The Atomic Passport.
Every Node in an ARK carries a Passport.
It is the difference between a thought you can trace
and a thought you can only hope is true.
a8f1c2 · ARKed 28 May 2026 AD · Verify
- a8f1c2
- The head of the Node's content hash. Change one character of the Node and the hash changes with it. The seal and the text agree, or they do not.
- ARKed 28 May 2026 AD
- The day the Node was sealed into the vault. Provenance carries its own date.
- Verify
- What you are reading now: how to read a Passport, and what it stands behind.
Three things, kept with the Node.
Not in a cloud. Not on our servers.
- Origin
- Where the material came from: the document, the source, the moment of capture.
- Date
- When it was captured, and when it was sealed.
- Veracity hash
- A fingerprint of the exact content at the moment of sealing. The hash is how a Node proves it has not been quietly rewritten since.
To verify a Node is to ask one plain question:
does this Node still say what it said when it was sealed?
The hash answers it. A Passport does not ask you to trust Third ARK — it lets you hold the Node to its own word. This is provenance you keep, not provenance you are promised.
The Passport lives beside the Node, on the Operator's own hardware. There is no central register to telephone, no account that holds the truth on your behalf. That is the whole point: a sealed Node is yours, and its proof travels with it.

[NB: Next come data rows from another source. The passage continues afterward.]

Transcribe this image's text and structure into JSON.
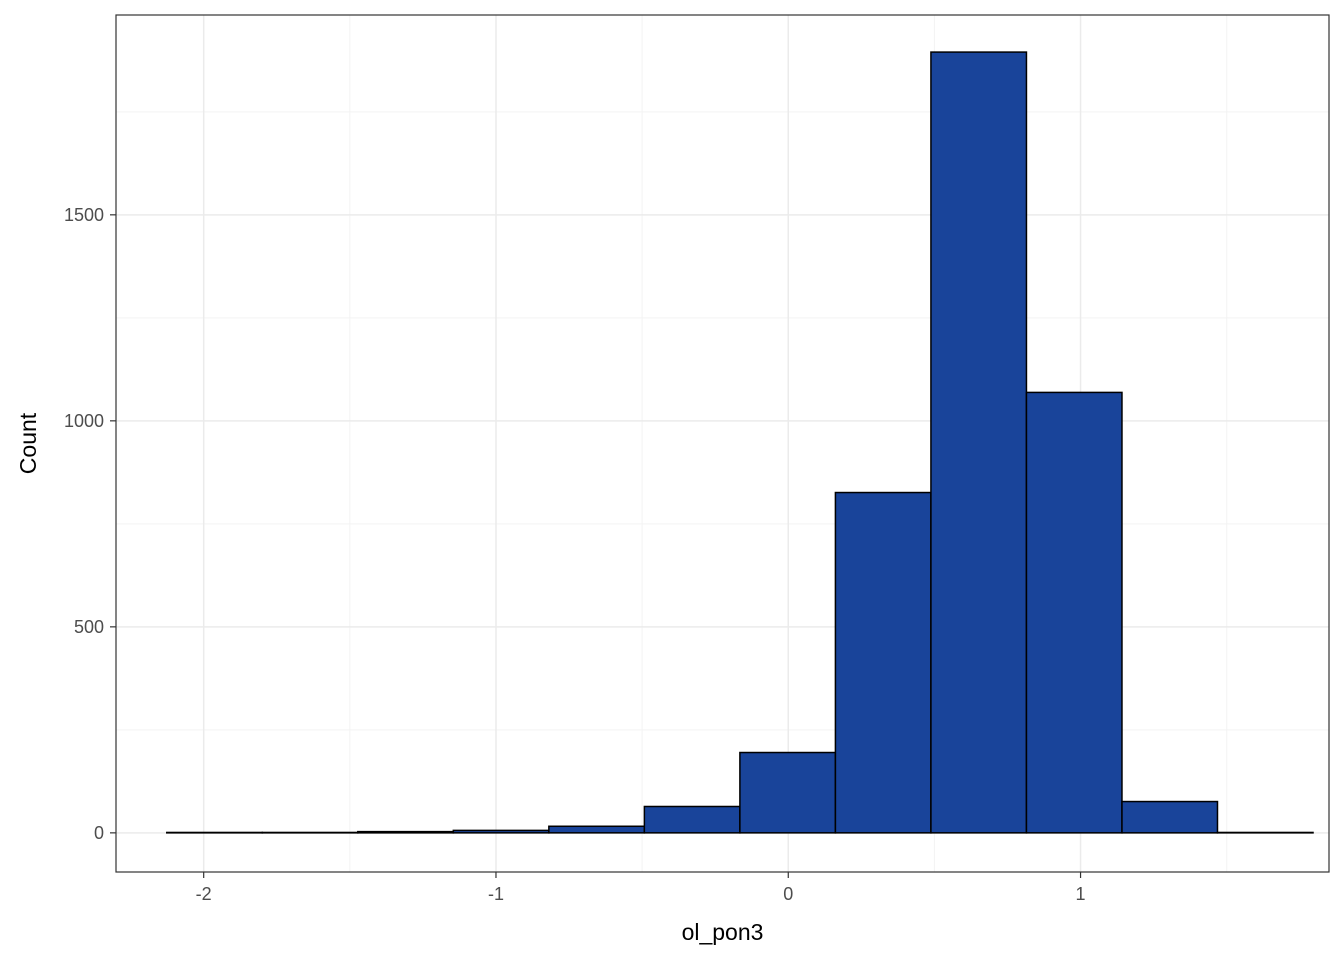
{
  "chart_data": {
    "type": "bar",
    "subtype": "histogram",
    "title": "",
    "xlabel": "ol_pon3",
    "ylabel": "Count",
    "xlim": [
      -2.3,
      1.85
    ],
    "ylim": [
      -95,
      1985
    ],
    "x_ticks": [
      -2,
      -1,
      0,
      1
    ],
    "x_tick_labels": [
      "-2",
      "-1",
      "0",
      "1"
    ],
    "y_ticks": [
      0,
      500,
      1000,
      1500
    ],
    "y_tick_labels": [
      "0",
      "500",
      "1000",
      "1500"
    ],
    "bins": {
      "edges": [
        -2.1263,
        -1.7995,
        -1.4727,
        -1.1459,
        -0.8191,
        -0.4923,
        -0.1655,
        0.1613,
        0.4881,
        0.8149,
        1.1417,
        1.4685,
        1.7953
      ],
      "counts": [
        1,
        1,
        3,
        6,
        16,
        64,
        195,
        826,
        1895,
        1069,
        76,
        1
      ]
    },
    "grid": true,
    "legend": "none",
    "colors": {
      "bar_fill": "#19449A",
      "bar_outline": "#000000",
      "grid_major": "#ebebeb",
      "grid_minor": "#f3f3f3",
      "panel_border": "#333333",
      "tick_label": "#4d4d4d"
    }
  }
}
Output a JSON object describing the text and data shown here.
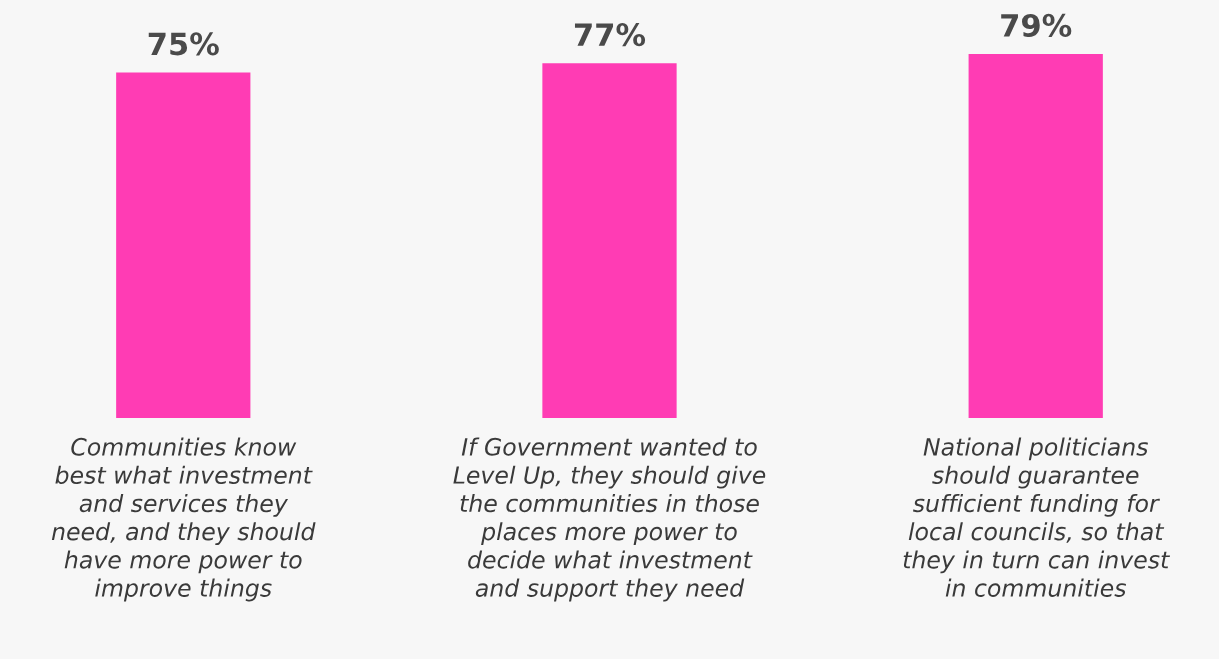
{
  "chart_data": {
    "type": "bar",
    "categories": [
      "Communities know\nbest what investment\nand services they\nneed, and they should\nhave more power to\nimprove things",
      "If Government wanted to\nLevel Up, they should give\nthe communities in those\nplaces more power to\ndecide what investment\nand support they need",
      "National politicians\nshould guarantee\nsufficient funding for\nlocal councils, so that\nthey in turn can invest\nin communities"
    ],
    "values": [
      75,
      77,
      79
    ],
    "value_labels": [
      "75%",
      "77%",
      "79%"
    ],
    "color": "#ff3cb4",
    "grid": false,
    "legend": false
  }
}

On this site, the seal is our own mark — the same discipline we hold ourselves to, in plain view. We publish the way we ask Operators to work: every claim sealed, every source traceable to the thing behind it.
By 2026 a private model on your own device is becoming an ordinary checkbox. Local is no longer rare. The part that does not commoditise is provenance — the sealed Node a machine cannot silently overwrite, the source that can be followed to its origin.
A fortress keeps things out.
A Passport proves what is inside is what it claims to be.
Third ARK is built for the second job.